I gripped it hard enough to feel the leather compress beneath my palms and loosened my hold before I did something structurally inadvisable to the interior of a very expensive car. Her scent had deepened again on the walk back—warmer, richer, layered with exertion and the cold night air and something underneath both that my body recognised before my mind caught up with it.

We were running out of time.

Not tonight. Not this week, perhaps. But the heat was building with the quiet momentum of something that didn’t ask permission, and when it arrived it would arrive fast, and she had no pack knowledge, no elder to prepare her, no framework for what was coming or what it meant.

We needed her to trust us before that happened.

We needed her to choose us.

“Are you cold?” I asked, my hand already moving toward the heating controls.

She shook her head.

She was looking out of the window at the city sliding past—the late night version of London, unhurried and luminous, the streets thinning out as we moved away from the park. Her profile in the glass. The line of her throat. The loose fall of her hair still carrying the cold of the night in it.

I put both hands back on the wheel.

We drove in silence that wasn’t uncomfortable—the specific quality of quiet that existed between two people who had said enough for one evening and were sitting with it. The park. The rose garden. The running. Things that didn’t need immediate words.

It wasn’t until we were halfway back to her apartment that she spoke.

“What’s your pack like?”

Something settled in my chest at the question. She was asking. Voluntarily. Without me steering the conversation toward it.
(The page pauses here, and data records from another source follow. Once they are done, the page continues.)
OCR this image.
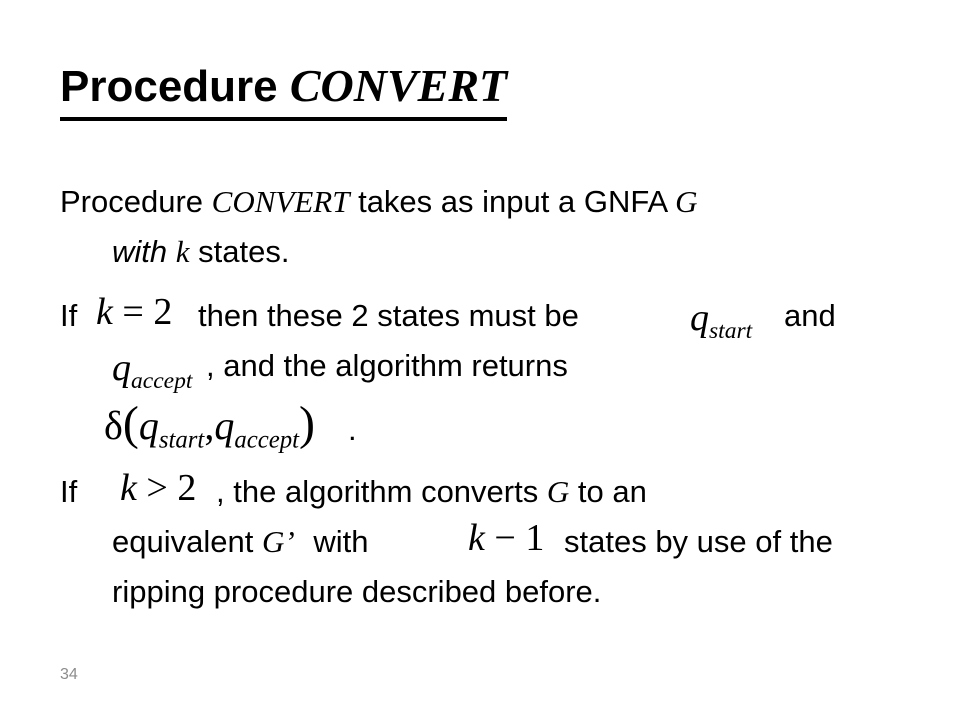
Procedure CONVERT
Procedure CONVERT takes as input a GNFA G
with k states.
If k = 2 then these 2 states must be	$q_{start}$ and
$q_{accept}$ , and the algorithm returns
$\delta(q_{start},q_{accept})$ .
If k > 2 , the algorithm converts G to an
equivalent G’ with	k − 1 states by use of the
ripping procedure described before.
34
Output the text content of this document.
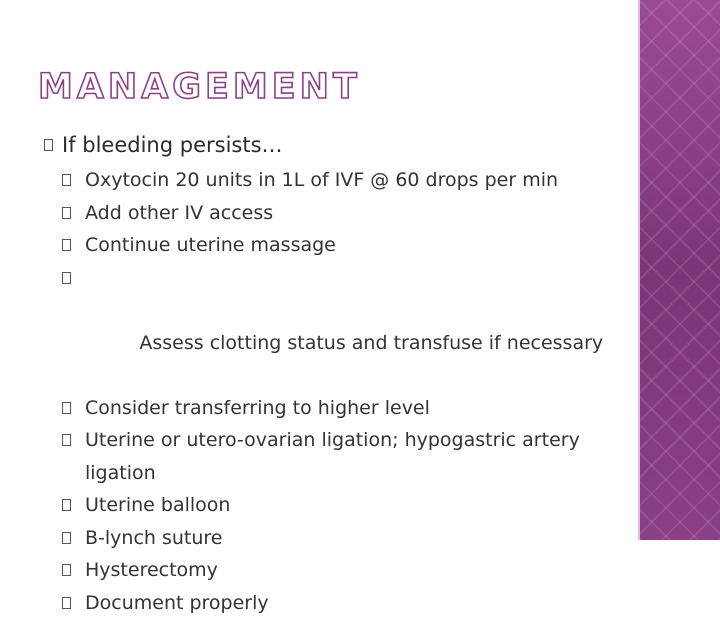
MANAGEMENT
If bleeding persists…
Oxytocin 20 units in 1L of IVF @ 60 drops per min
Add other IV access
Continue uterine massage

Assess clotting status and transfuse if necessary

Consider transferring to higher level
Uterine or utero-ovarian ligation; hypogastric artery ligation
Uterine balloon
B-lynch suture
Hysterectomy
Document properly
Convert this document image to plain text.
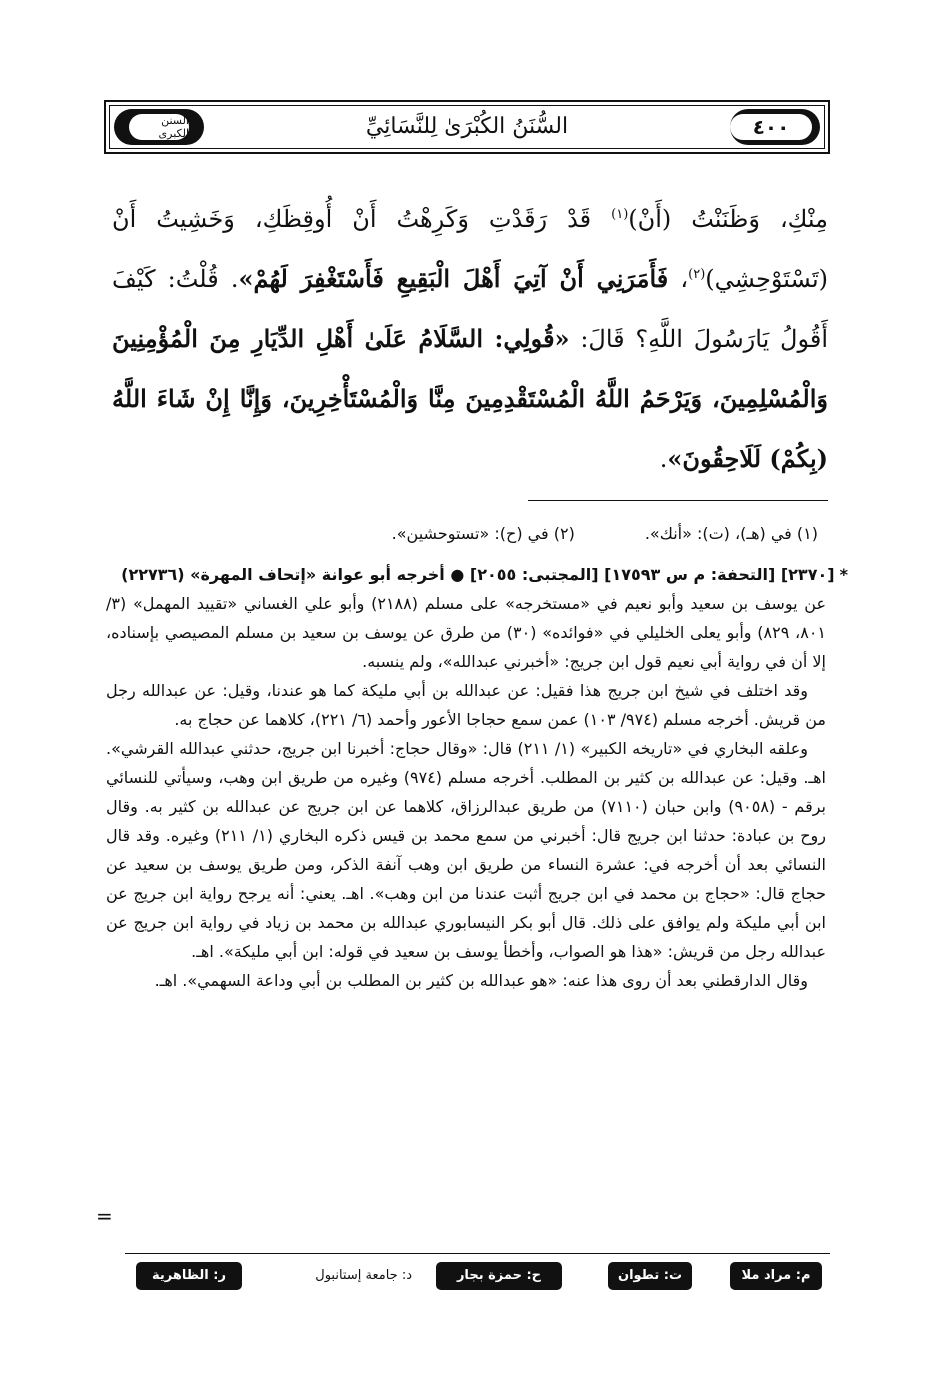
٤٠٠
السُّنَنُ الكُبْرَىٰ لِلنَّسَائِيِّ
السنن الكبرى

مِنْكِ، وَظَنَنْتُ (أَنْ)$^{(١)}$ قَدْ رَقَدْتِ وَكَرِهْتُ أَنْ أُوقِظَكِ، وَخَشِيتُ أَنْ (تَسْتَوْحِشِي)$^{(٢)}$، فَأَمَرَنِي أَنْ آتِيَ أَهْلَ الْبَقِيعِ فَأَسْتَغْفِرَ لَهُمْ». قُلْتُ: كَيْفَ أَقُولُ يَارَسُولَ اللَّهِ؟ قَالَ: «قُولِي: السَّلَامُ عَلَىٰ أَهْلِ الدِّيَارِ مِنَ الْمُؤْمِنِينَ وَالْمُسْلِمِينَ، وَيَرْحَمُ اللَّهُ الْمُسْتَقْدِمِينَ مِنَّا وَالْمُسْتَأْخِرِينَ، وَإِنَّا إِنْ شَاءَ اللَّهُ (بِكُمْ) لَلَاحِقُونَ».

(١) في (هـ)، (ت): «أنك».
(٢) في (ح): «تستوحشين».

* [٢٣٧٠] [التحفة: م س ١٧٥٩٣] [المجتبى: ٢٠٥٥] ● أخرجه أبو عوانة «إتحاف المهرة» (٢٢٧٣٦)

عن يوسف بن سعيد وأبو نعيم في «مستخرجه» على مسلم (٢١٨٨) وأبو علي الغساني «تقييد المهمل» (٣/ ٨٠١، ٨٢٩) وأبو يعلى الخليلي في «فوائده» (٣٠) من طرق عن يوسف بن سعيد بن مسلم المصيصي بإسناده، إلا أن في رواية أبي نعيم قول ابن جريج: «أخبرني عبدالله»، ولم ينسبه.

وقد اختلف في شيخ ابن جريج هذا فقيل: عن عبدالله بن أبي مليكة كما هو عندنا، وقيل: عن عبدالله رجل من قريش. أخرجه مسلم (٩٧٤/ ١٠٣) عمن سمع حجاجا الأعور وأحمد (٦/ ٢٢١)، كلاهما عن حجاج به.

وعلقه البخاري في «تاريخه الكبير» (١/ ٢١١) قال: «وقال حجاج: أخبرنا ابن جريج، حدثني عبدالله القرشي». اهـ. وقيل: عن عبدالله بن كثير بن المطلب. أخرجه مسلم (٩٧٤) وغيره من طريق ابن وهب، وسيأتي للنسائي برقم - (٩٠٥٨) وابن حبان (٧١١٠) من طريق عبدالرزاق، كلاهما عن ابن جريج عن عبدالله بن كثير به. وقال روح بن عبادة: حدثنا ابن جريج قال: أخبرني من سمع محمد بن قيس ذكره البخاري (١/ ٢١١) وغيره. وقد قال النسائي بعد أن أخرجه في: عشرة النساء من طريق ابن وهب آنفة الذكر، ومن طريق يوسف بن سعيد عن حجاج قال: «حجاج بن محمد في ابن جريج أثبت عندنا من ابن وهب». اهـ. يعني: أنه يرجح رواية ابن جريج عن ابن أبي مليكة ولم يوافق على ذلك. قال أبو بكر النيسابوري عبدالله بن محمد بن زياد في رواية ابن جريج عن عبدالله رجل من قريش: «هذا هو الصواب، وأخطأ يوسف بن سعيد في قوله: ابن أبي مليكة». اهـ.

وقال الدارقطني بعد أن روى هذا عنه: «هو عبدالله بن كثير بن المطلب بن أبي وداعة السهمي». اهـ.

=
م: مراد ملا
ت: تطوان
ح: حمزة بجار الله
د: جامعة إستانبول
ر: الظاهرية
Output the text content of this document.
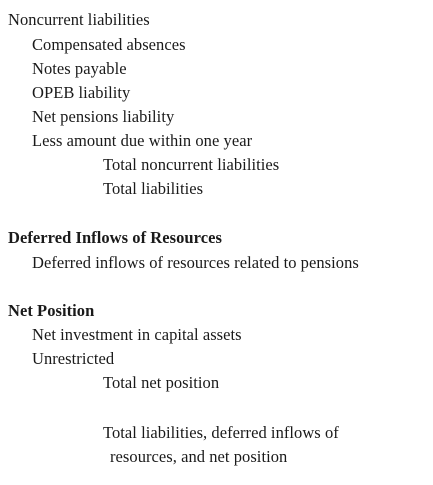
Noncurrent liabilities
Compensated absences
Notes payable
OPEB liability
Net pensions liability
Less amount due within one year
Total noncurrent liabilities
Total liabilities
Deferred Inflows of Resources
Deferred inflows of resources related to pensions
Net Position
Net investment in capital assets
Unrestricted
Total net position
Total liabilities, deferred inflows of
resources, and net position
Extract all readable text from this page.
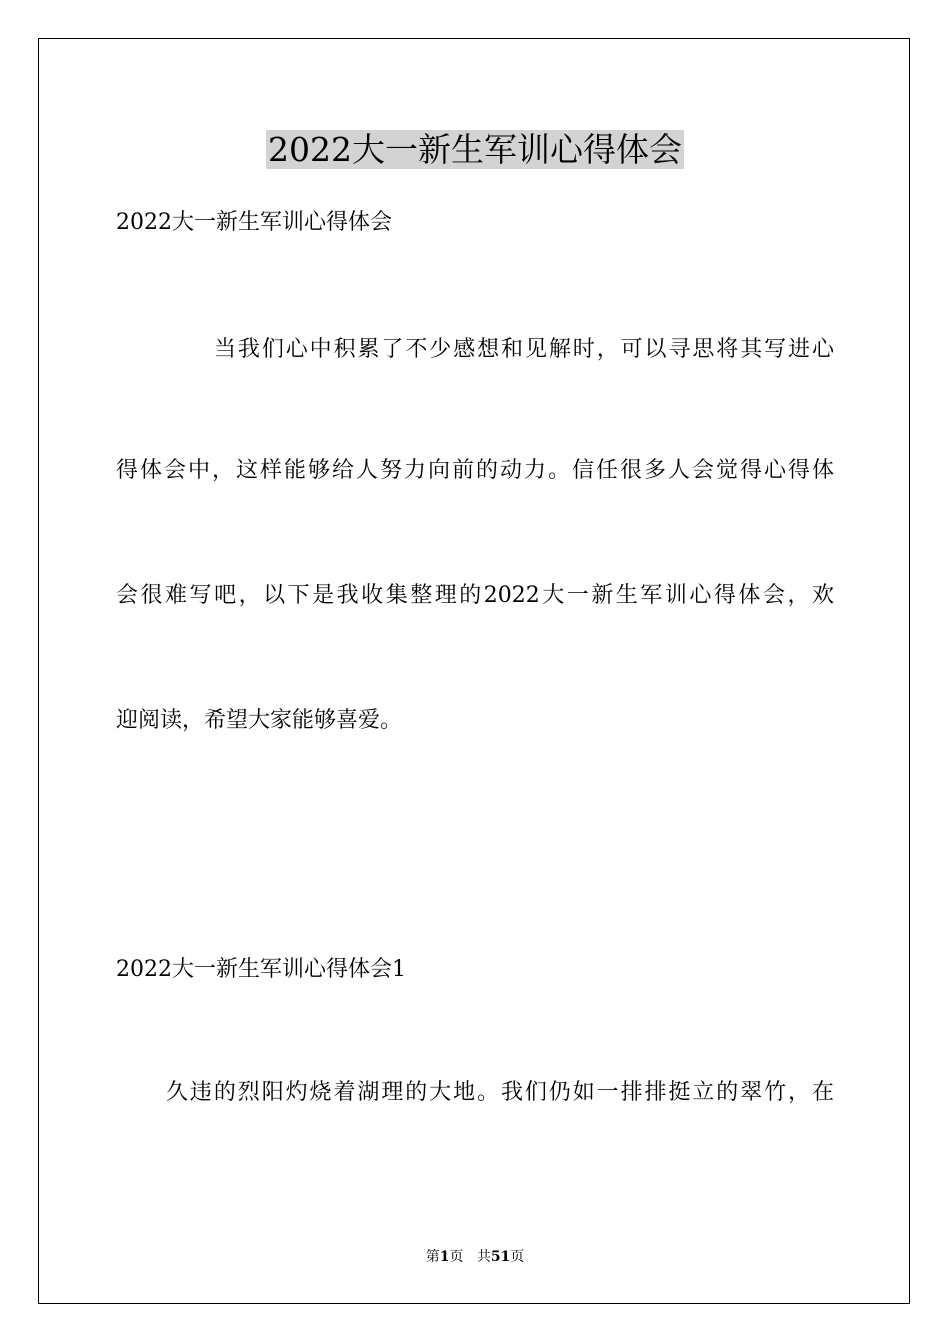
2022大一新生军训心得体会

2022大一新生军训心得体会

当我们心中积累了不少感想和见解时，可以寻思将其写进心

得体会中，这样能够给人努力向前的动力。信任很多人会觉得心得体

会很难写吧，以下是我收集整理的2022大一新生军训心得体会，欢

迎阅读，希望大家能够喜爱。

2022大一新生军训心得体会1

久违的烈阳灼烧着湖理的大地。我们仍如一排排挺立的翠竹，在

第1页 共51页
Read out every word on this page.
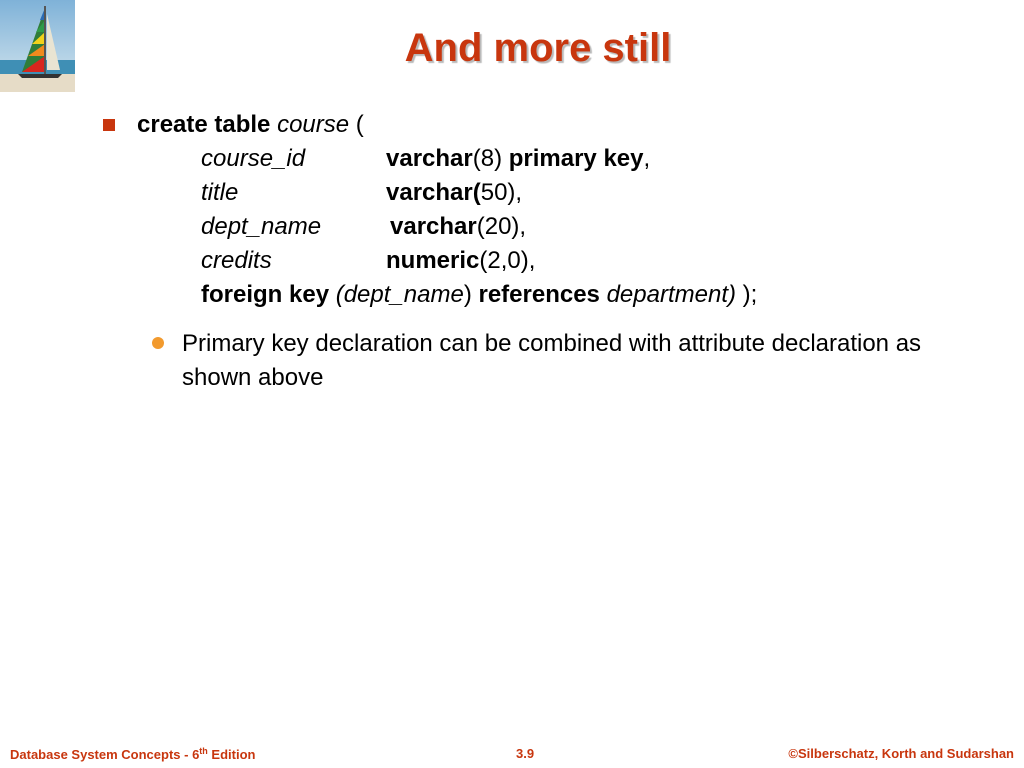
And more still
create table course (
course_id	varchar(8) primary key,
title	varchar(50),
dept_name	varchar(20),
credits	numeric(2,0),
foreign key (dept_name) references department) );
Primary key declaration can be combined with attribute declaration as shown above
Database System Concepts - 6th Edition	3.9	©Silberschatz, Korth and Sudarshan
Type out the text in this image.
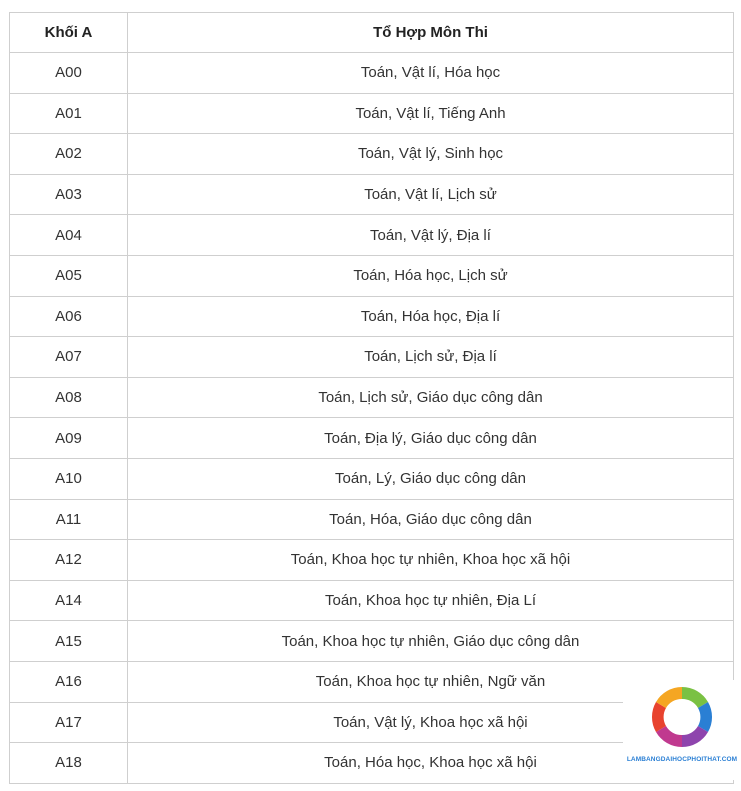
Khối A	Tổ Hợp Môn Thi
A00	Toán, Vật lí, Hóa học
A01	Toán, Vật lí, Tiếng Anh
A02	Toán, Vật lý, Sinh học
A03	Toán, Vật lí, Lịch sử
A04	Toán, Vật lý, Địa lí
A05	Toán, Hóa học, Lịch sử
A06	Toán, Hóa học, Địa lí
A07	Toán, Lịch sử, Địa lí
A08	Toán, Lịch sử, Giáo dục công dân
A09	Toán, Địa lý, Giáo dục công dân
A10	Toán, Lý, Giáo dục công dân
A11	Toán, Hóa, Giáo dục công dân
A12	Toán, Khoa học tự nhiên, Khoa học xã hội
A14	Toán, Khoa học tự nhiên, Địa Lí
A15	Toán, Khoa học tự nhiên, Giáo dục công dân
A16	Toán, Khoa học tự nhiên, Ngữ văn
A17	Toán, Vật lý, Khoa học xã hội
A18	Toán, Hóa học, Khoa học xã hội	LAMBANGDAIHOCPHOITHAT.COM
That’s not nothing, Kael noted.

“Similar to running the company in some ways,” I said, keeping my voice even, measured—giving her information without pressure.“Everyone has their position. Their purpose. Their contribution to the whole.” I paused, considering how to explain what was genuinely difficult to translate into human terms.“But a pack is simpler than a boardroom in the ways that matter. The transparency between minds removes the politics. Nobody is performing. Nobody is manoeuvring. You know where you stand and so does everyone else.”

The city moved past us.

“We have elders—the ones who carry the history, who’ve seen enough to advise without agenda. Alphas who become protectors, or branch out to build their own packs when the time is right. Family units we keep close because proximity is protection. And the young.” I felt Kael stir with the familiar warmth that always accompanied the thought of the pups.“Our young are everything. They’re the reason for all of it.”

I slowed as a red light bled across the bonnet.

Turned to look at her.

She was watching me with an expression I was still learning to read—something careful and quiet, sitting just behind her eyes.

“That sounds too good to be true,” she murmured.

Not scepticism exactly. More like someone who wanted very much to believe something and had been burned enough times to keep the wanting at arm’s length.

The light held.

“Why not meet a few?” I said.“Form your own opinion. No obligation, no ceremony—just people. You can judge for yourself what it is and isn’t.”

The light turned green.

“Perhaps,” she murmured.

That’s not a no, Kael said, with the quiet elation of a wolf keeping himself extremely still so as not to startle something precious.